Proceedings Title : Proc. Indon. Petrol. Assoc., 35th Ann. Conv., 2011

Singa field has proven gas from carbonates of the Lower Miocene Baturaja Formation. The field is over 9 km long and 2.5 km wide and is located in Lematang Block, the central part of the Lematang Deep between the southern trend of Pendopo anticlinorium and Muara Enim anticlinorium. One exploration well and one delineation well have already been drilled and the plan is to drill 2 horizontal development wells. The field has a maximum gas reservoir thickness of 282 feet and contains an average of 30% CO2 and 110 ppm H2S.Significant porosity (> 15%) has been observed in the upper part of the Baturaja Formation (BRF), 282 feet thick in the S1 well and 125 feet thick in the S2 well. Dominant porosity in thin sections is mouldic and micro vuggy, with some fractures. The lower BRF is carbonate mudstone to wackstone, with minor porosity (~8%) interpreted as a platform carbonate. The upper BRF is limestone with skeletal wackstone and packstone containing algalforam- mollusc and a coral-algal-foram-mollusc intraclast floatstone, interpreted as lagoonal and back reef facies.There are two concerns regarding this deep carbonate field: reservoir quality and porosity distribution. Because of the high CO2 and H2S content within the gas target, the reservoir has to be large enough to be developed economically.
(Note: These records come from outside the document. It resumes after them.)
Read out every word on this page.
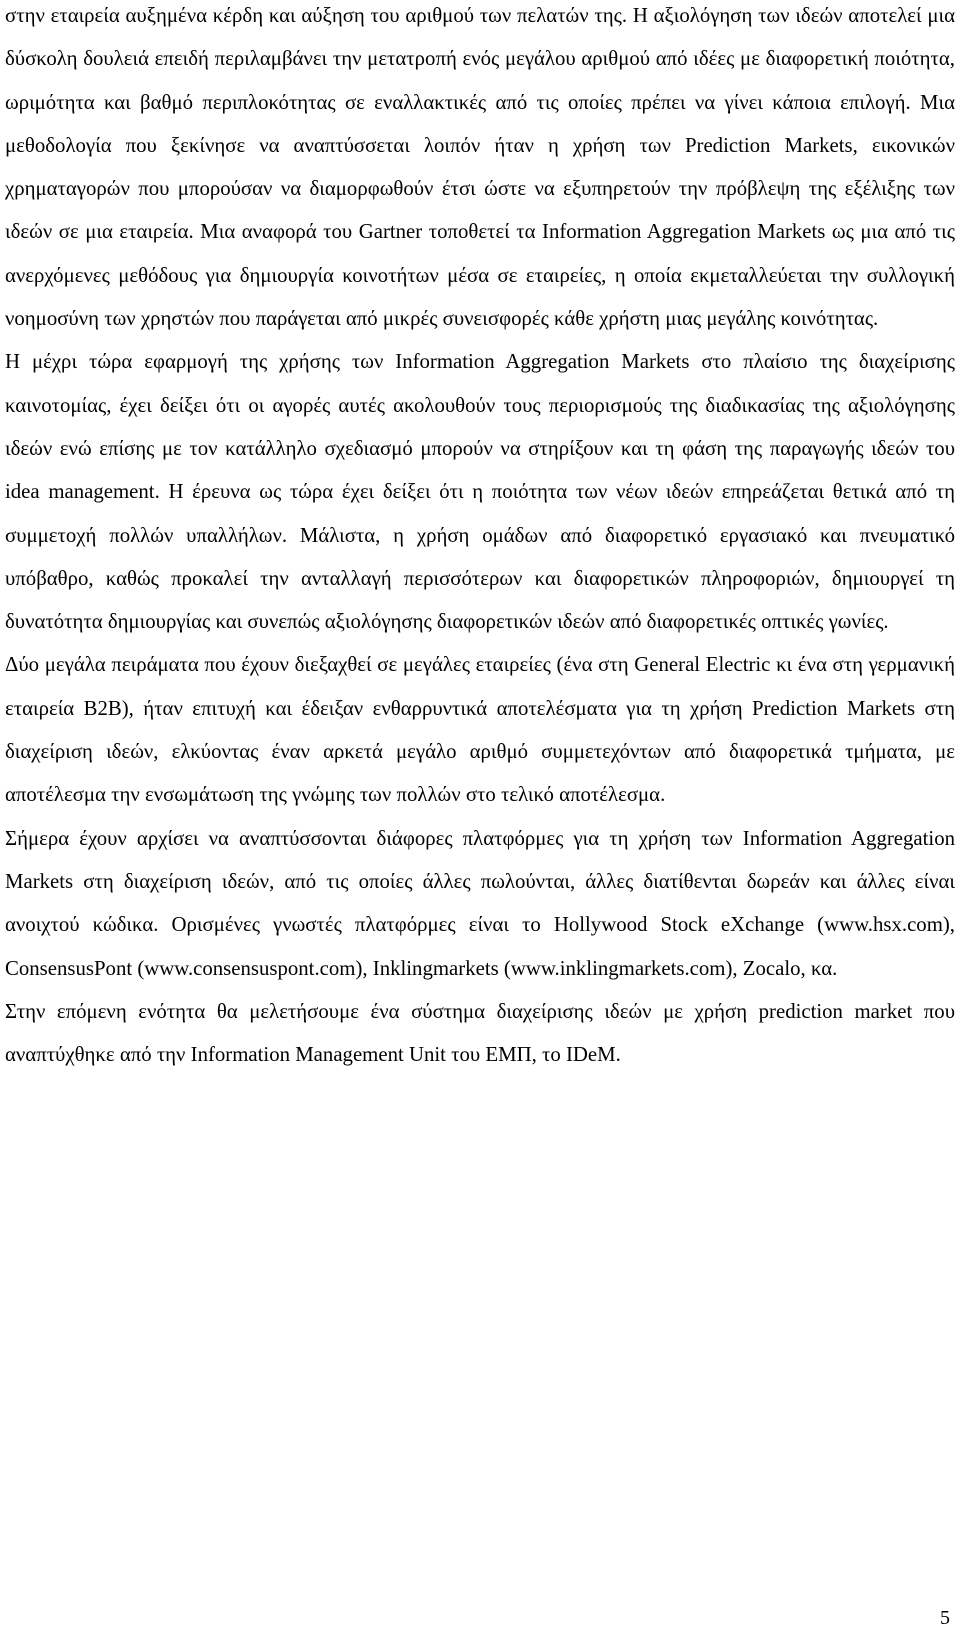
στην εταιρεία αυξημένα κέρδη και αύξηση του αριθμού των πελατών της. Η αξιολόγηση των ιδεών αποτελεί μια δύσκολη δουλειά επειδή περιλαμβάνει την μετατροπή ενός μεγάλου αριθμού από ιδέες με διαφορετική ποιότητα, ωριμότητα και βαθμό περιπλοκότητας σε εναλλακτικές από τις οποίες πρέπει να γίνει κάποια επιλογή. Μια μεθοδολογία που ξεκίνησε να αναπτύσσεται λοιπόν ήταν η χρήση των Prediction Markets, εικονικών χρηματαγορών που μπορούσαν να διαμορφωθούν έτσι ώστε να εξυπηρετούν την πρόβλεψη της εξέλιξης των ιδεών σε μια εταιρεία. Μια αναφορά του Gartner τοποθετεί τα Information Aggregation Markets ως μια από τις ανερχόμενες μεθόδους για δημιουργία κοινοτήτων μέσα σε εταιρείες, η οποία εκμεταλλεύεται την συλλογική νοημοσύνη των χρηστών που παράγεται από μικρές συνεισφορές κάθε χρήστη μιας μεγάλης κοινότητας.

Η μέχρι τώρα εφαρμογή της χρήσης των Information Aggregation Markets στο πλαίσιο της διαχείρισης καινοτομίας, έχει δείξει ότι οι αγορές αυτές ακολουθούν τους περιορισμούς της διαδικασίας της αξιολόγησης ιδεών ενώ επίσης με τον κατάλληλο σχεδιασμό μπορούν να στηρίξουν και τη φάση της παραγωγής ιδεών του idea management. Η έρευνα ως τώρα έχει δείξει ότι η ποιότητα των νέων ιδεών επηρεάζεται θετικά από τη συμμετοχή πολλών υπαλλήλων. Μάλιστα, η χρήση ομάδων από διαφορετικό εργασιακό και πνευματικό υπόβαθρο, καθώς προκαλεί την ανταλλαγή περισσότερων και διαφορετικών πληροφοριών, δημιουργεί τη δυνατότητα δημιουργίας και συνεπώς αξιολόγησης διαφορετικών ιδεών από διαφορετικές οπτικές γωνίες.

Δύο μεγάλα πειράματα που έχουν διεξαχθεί σε μεγάλες εταιρείες (ένα στη General Electric κι ένα στη γερμανική εταιρεία B2B), ήταν επιτυχή και έδειξαν ενθαρρυντικά αποτελέσματα για τη χρήση Prediction Markets στη διαχείριση ιδεών, ελκύοντας έναν αρκετά μεγάλο αριθμό συμμετεχόντων από διαφορετικά τμήματα, με αποτέλεσμα την ενσωμάτωση της γνώμης των πολλών στο τελικό αποτέλεσμα.

Σήμερα έχουν αρχίσει να αναπτύσσονται διάφορες πλατφόρμες για τη χρήση των Information Aggregation Markets στη διαχείριση ιδεών, από τις οποίες άλλες πωλούνται, άλλες διατίθενται δωρεάν και άλλες είναι ανοιχτού κώδικα. Ορισμένες γνωστές πλατφόρμες είναι το Hollywood Stock eXchange (www.hsx.com), ConsensusPont (www.consensuspont.com), Inklingmarkets (www.inklingmarkets.com), Zocalo, κα.

Στην επόμενη ενότητα θα μελετήσουμε ένα σύστημα διαχείρισης ιδεών με χρήση prediction market που αναπτύχθηκε από την Information Management Unit του ΕΜΠ, το IDeM.

5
Seismic inversion and attributes techniques are applied to characterize the reservoir and to quantify reservoir distribution. The objective is to predict reservoir quality and porosity distribution in order to generate an updated geological model for reservoir modelling and to optimize new well locations.Cross-plotting acoustic impedance (AI) vs. porosity from well logs shows that the gas and brine values are populated in separate trends, with a good relationship (minimal scatter). This suggests that porosity can be estimated from AI by a transform equation. Integrated with the AI method, seismic amplitude-envelope (AE) attribute is used to aid facies interpretation and to identify the carbonate depositional setting. Integration of AI and AE is useful for predicting reservoir quality and porosity distribution in this field. As a result of using updated reservoir modelling based on the seismic inversion and seismic attribute results, the field development plan can be revised to include the drilling of two development wells.